AMBON, SPEKTRUM – Musik Ukulele di Maluku makin berkembang menembus sekat-sekat dan digemari banyak orang. Hal ini dibuktikan mulai dari orang nomor satu di kabupaten Maluku Tengah, Abua Tuasikal. Senator di Senayan, Anna Latuconsina, pendiri Lembaga Swadaya Masyarakat (LSM) Pelangi Maluku, Rosa Penturi. Tokoh Maluku di Jakarta, Genti Nanere, sukses sebagai dokter, pelatih sekaligus pengusaha yang menyumbangkan sejumlah Ukulele untuk mendukung anak-anak di pulau Banda dan pulau Kei bermain musik.
Semua itu tak lepas dari andil dan spirit yang dimiliki pendiri komunitas Ukulele, Nicho Tulalessy yang tak lelah menyebarkan ide, gagasannya bagi perkembangan pariwisata Maluku dan memperkenalkan ragam alat musik tradisional, khususnya Ukulele bagi anak-anak Maluku.
Ketika Tulalessy mengajar anak-anak Banda, Bupati Maluku Tengah, Abua Tuasikal yang tertarik dengan cerita bahwa asal mula alat musik ini diperkenalkan oleh bangsa Portugis di Pulau Banda, seketika berkomitmen akan menyumbangkan 50 unit Ukulele. Di pulau Banda, saat ini sudah ada 10 anak-anak yang membentuk komunitas Ukulele dan diberi nama Banda Island Ukulele. Alat musik ini hasil donasi dari Anna Latuconsina, Rosa Pentury dan Ventje Silooy.
Banyaknya anak-anak yang bermain Ukulele di Banda akan menjadi daya tarik tersendiri. Menambah ragam wisata yang sudah ada. Ada wisata sejarah. Wisata rempah dan wisata budaya. Turun dari kapal, wisatawan akan bercerita bahwa ada banyak anak-anak main Ukulele dan mereka akan bertanya. Hal ini bisa diceritakan oleh para pemandu wisata dan pemilik hotel di sana bahwa yang memperkenalkan Ukulele pertama kali di Maluku adalah orang Portugis di Banda.
“ Kapal singgah di Banda. Saya punya waktu 5 jam untuk mengajar di hari pertama di Banda.

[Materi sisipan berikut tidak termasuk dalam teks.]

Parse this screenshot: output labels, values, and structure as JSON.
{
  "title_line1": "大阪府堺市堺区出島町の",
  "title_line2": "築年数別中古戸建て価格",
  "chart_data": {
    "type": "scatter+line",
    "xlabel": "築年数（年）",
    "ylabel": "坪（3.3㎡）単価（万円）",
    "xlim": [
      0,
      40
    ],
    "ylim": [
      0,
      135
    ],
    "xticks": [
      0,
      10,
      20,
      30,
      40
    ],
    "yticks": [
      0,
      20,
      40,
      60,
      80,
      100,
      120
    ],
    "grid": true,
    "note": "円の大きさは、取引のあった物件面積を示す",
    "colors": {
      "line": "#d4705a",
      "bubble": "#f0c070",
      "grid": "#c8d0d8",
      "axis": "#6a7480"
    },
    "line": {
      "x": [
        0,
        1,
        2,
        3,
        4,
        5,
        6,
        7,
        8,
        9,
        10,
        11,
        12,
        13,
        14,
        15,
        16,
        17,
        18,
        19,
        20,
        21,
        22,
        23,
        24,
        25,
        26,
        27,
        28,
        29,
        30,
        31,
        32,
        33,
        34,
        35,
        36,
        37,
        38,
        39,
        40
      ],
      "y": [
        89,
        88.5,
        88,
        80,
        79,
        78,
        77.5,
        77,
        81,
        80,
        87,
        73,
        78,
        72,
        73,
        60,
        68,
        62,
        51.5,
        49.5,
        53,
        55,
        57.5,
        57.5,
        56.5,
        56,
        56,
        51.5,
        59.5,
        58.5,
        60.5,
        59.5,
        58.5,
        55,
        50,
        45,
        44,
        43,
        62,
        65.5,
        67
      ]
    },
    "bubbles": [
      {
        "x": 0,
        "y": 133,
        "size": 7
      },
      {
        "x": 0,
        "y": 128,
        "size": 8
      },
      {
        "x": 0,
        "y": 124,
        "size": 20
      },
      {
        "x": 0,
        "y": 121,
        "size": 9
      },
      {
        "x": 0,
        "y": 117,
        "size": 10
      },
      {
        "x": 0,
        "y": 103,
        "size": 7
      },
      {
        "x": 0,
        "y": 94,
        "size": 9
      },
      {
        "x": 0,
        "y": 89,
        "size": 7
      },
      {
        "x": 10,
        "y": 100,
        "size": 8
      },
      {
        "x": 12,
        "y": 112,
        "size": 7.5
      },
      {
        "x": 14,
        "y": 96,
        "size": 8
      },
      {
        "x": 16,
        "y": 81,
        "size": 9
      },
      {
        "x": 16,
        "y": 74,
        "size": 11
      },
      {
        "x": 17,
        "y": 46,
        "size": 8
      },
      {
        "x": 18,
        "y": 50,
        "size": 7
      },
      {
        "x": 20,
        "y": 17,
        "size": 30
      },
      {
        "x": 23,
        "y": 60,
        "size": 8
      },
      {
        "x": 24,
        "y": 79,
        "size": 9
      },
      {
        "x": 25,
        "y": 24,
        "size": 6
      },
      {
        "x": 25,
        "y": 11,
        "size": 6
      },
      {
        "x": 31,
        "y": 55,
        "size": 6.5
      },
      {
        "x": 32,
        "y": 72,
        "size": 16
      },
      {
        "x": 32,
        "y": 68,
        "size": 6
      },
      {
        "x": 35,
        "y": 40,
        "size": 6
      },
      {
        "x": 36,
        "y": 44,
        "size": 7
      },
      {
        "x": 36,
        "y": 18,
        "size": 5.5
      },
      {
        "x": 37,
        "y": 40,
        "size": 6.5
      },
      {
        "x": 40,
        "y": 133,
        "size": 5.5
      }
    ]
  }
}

Anak-anak di Banda cukup interest dengan kedatangan kita,” terangnya.
Ke depan, ia juga akan merespon permintaan dari Pulau Hatta dan Pulau Nusalaut yang ingin anak-anak di sana juga belajar dan bermain Ukulele.
Di pulau Kei, ide ini ditularkan pemudi belia, Julia Manufury yang terinspirasi ketika ia lewat di desa Amahusu dan menyaksikan betapa cerianya anak-anak Amahusu bermain musik. Ia pun bertekat mengembangkannya di Kei. Terbentuklah Kei Island Ukulele dan Tibe One Ukulele. Dari 5 orang menjadi 20 orang.
Banyaknya dukungan dari tokoh-tokoh penting Kei seperti ketua DPC PPP Malra, Noval, Christo Beruatwarin, Eva Putnarubun, Zeth Rahalus. Rudi Fofit sampai kepala bidang destinasi, dinas pariwisata kabupaten Maluku Tenggara, Budi Toffi, membuat Julia yakin Ukulele di Kei akan berkembang, memberi pengaruh baik untuk kemajuan pariwisata Kei.
Ukulele, kata Tulalessy juga dapat mengikat anak-anak untuk saling berbagi dan menumbuhkan rasa sayang, persaudaraan sejati. Terbukti mereka saling mengirimkan video mengekspresikan rasa sayang dan berharap dapat saling mengunjungi saat pandemi sudah berlalu. Kunjungan ini dapat memperkaya wawasan dan pengetahuan anak-anak tentang Maluku.
“Anak-anak bisa saling mengunjungi dan saling belajar. Dari Ambon datang ke Banda, belajar sejarah. Wisata di Banda sehingga pengetahuan mereka bisa tambah kaya tentang Maluku. Begitu pun di Kei. Kita juga bisa bawa anak-anak ke sana,” ungkapnya.
Genti Nanere juga tiga minggu lalu memberi donasi untuk anak-anak di Waihoka, Kampung Kolam karena mereka juga ingin bermain Ukulele. (S.17).